Режиссера привели, усадили справа от Сталина, и тот сказал:

— Хорошо. Хорошая фильма. Она дает возможность интересно, занимательно отдохнуть. У меня ощущение, будто я месяц провел в отпуске. Первый раз испытываю такое ощущение от просмотра наших картин, среди которых были и весьма хорошие. А вы боялись, что без Эйзенштейна… Боялись? А получилось так, что Эйзенштейну и не снилось. А как вам удалось столь виртуозно поработать с животными? Я ни в одной фильме не видывал такого.

— Это был ад, Иосиф Виссарионович, — задыхаясь от счастья, проговорил Александров. — Хозяйственники кинофабрики безбожно драли с нас деньжищи за кормежку этого стада. Очередной раз подписывая чудовищно раздутую смету, я сказал, что дешевле будет кормить этих четвероногих в «Метрополе». Только тогда стали меньше драть.

— Я спросил, не как вы работали с хозяйственниками, а как удалось животных заставить выкаблучивать такое.

— Вы не поверите, Иосиф Виссарионович, поросенок сразу стал лакать коньяк, будто впитал его с молоком матери. Потом стал хулиганить, сбивать бутылки, лихо поддевал тарелки своим хрюнделем и сбрасывал их на пол. То и дело смело прыгал со стола в неизвестность. Мы едва успевали поймать его, чтоб не разбился, свинья.

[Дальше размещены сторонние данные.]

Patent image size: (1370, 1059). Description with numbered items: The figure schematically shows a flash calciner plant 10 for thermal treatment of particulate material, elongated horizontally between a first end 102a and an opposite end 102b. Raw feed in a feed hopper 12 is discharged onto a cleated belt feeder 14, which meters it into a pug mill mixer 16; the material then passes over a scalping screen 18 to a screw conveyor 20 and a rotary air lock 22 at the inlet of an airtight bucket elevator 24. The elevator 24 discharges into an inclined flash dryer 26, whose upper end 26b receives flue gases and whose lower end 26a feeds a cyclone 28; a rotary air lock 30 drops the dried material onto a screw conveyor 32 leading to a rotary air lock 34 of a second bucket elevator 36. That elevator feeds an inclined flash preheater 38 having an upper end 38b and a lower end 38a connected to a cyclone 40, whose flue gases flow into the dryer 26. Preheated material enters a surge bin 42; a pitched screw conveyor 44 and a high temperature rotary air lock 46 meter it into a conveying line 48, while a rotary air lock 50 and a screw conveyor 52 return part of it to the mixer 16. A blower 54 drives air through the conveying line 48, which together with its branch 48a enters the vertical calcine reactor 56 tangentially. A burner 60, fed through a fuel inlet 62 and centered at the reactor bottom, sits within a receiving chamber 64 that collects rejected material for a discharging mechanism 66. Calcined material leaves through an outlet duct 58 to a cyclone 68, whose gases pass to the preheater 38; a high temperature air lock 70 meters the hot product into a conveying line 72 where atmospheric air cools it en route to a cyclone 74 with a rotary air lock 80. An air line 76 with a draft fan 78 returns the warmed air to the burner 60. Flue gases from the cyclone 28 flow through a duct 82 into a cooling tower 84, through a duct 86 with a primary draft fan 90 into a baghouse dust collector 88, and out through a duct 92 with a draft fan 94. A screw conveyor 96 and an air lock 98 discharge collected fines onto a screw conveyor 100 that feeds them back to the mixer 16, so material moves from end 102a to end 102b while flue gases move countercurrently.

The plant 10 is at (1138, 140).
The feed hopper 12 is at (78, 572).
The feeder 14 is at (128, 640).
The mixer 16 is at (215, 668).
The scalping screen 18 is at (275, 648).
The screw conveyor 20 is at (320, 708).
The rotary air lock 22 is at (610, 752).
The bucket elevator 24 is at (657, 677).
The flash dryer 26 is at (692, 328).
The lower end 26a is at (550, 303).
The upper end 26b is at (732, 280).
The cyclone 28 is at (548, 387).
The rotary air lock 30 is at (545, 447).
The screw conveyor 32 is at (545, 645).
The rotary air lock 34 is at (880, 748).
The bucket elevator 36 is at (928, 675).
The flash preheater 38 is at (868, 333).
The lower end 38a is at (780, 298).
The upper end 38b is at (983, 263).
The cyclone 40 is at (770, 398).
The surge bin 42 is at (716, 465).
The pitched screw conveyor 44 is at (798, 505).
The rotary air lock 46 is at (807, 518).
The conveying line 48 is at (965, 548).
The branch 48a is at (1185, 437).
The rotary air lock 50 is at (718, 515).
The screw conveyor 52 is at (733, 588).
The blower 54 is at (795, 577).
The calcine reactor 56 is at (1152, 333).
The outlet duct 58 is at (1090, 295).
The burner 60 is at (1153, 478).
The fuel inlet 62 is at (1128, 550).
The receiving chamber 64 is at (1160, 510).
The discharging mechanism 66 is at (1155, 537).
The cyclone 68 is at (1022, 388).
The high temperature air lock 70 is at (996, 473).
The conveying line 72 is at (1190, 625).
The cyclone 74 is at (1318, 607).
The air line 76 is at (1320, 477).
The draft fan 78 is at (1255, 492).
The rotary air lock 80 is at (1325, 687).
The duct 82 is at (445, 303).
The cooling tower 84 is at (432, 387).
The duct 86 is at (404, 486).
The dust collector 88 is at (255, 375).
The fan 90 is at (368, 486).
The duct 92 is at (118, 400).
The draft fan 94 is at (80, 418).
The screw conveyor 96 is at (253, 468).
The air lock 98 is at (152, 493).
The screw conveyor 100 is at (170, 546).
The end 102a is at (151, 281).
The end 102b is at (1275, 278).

— А я всегда, когда слышал: пьян, как свинья, спорил, что свиньи пьяными не бывают, — смеялся Сталин.

— Быка по кличке Чемберлен мы притащили со скотобойни, можно сказать, спасли от смерти, и он на радостях так стал хлебать водку, что потом буянил, сорвался с привязи, выскочил во двор киностудии и гонялся за людьми.

— Вероятно, решил, что его привезли на корриду, — заметил Молотов.

— Не знаю, что он там о себе возомнил, но люди разбегались в жутком страхе. Их спас мой ассистент, он примчался на мотоцикле, итальянском таком, фирмы «Гарелли», с рукоятками в точности, как бычьи рога, бык сбросил моего ассистента, он забрался на дерево, а бычара продолжал молотить рогами по мотоциклу, пока не превратил его в груду металлолома. Во дворе шли натурные съемки, и, расправившись с «Гарелли», бык устремился курочить декоративный газетный киоск. Дирекция кричит: «Буууу! Расходы по невыполненному дневному плану студии будете покрывать из собственного кармана!»

Видя, как Сталин снова покатывается со смеху, Григорий Васильевич охотно продолжал рассказывать:

— Пришлось вызвать пожарных, те примчались: где пожар? Вот пожар. Струями из брандспойтов загнали пьяного быка в гараж и там заперли. С тех пор Чемберлена мы стали звать Пожар. Но как заставить его войти в роль? Вызвали Дурова, Владимир Леонидович поглядел и сказал: «Невозможно. Ваш Пожар упрям, как бык». Потом явился гипнотизер, глаза такие черные, непроницаемые, потребовал кругленькую сумму, но пообещал загипнотизировать, сделать так, что Пожар станет ходить, будто пьяный. Четыре часа гипнотизировал и сам упал в обморок, а Пожару хоть бы хны.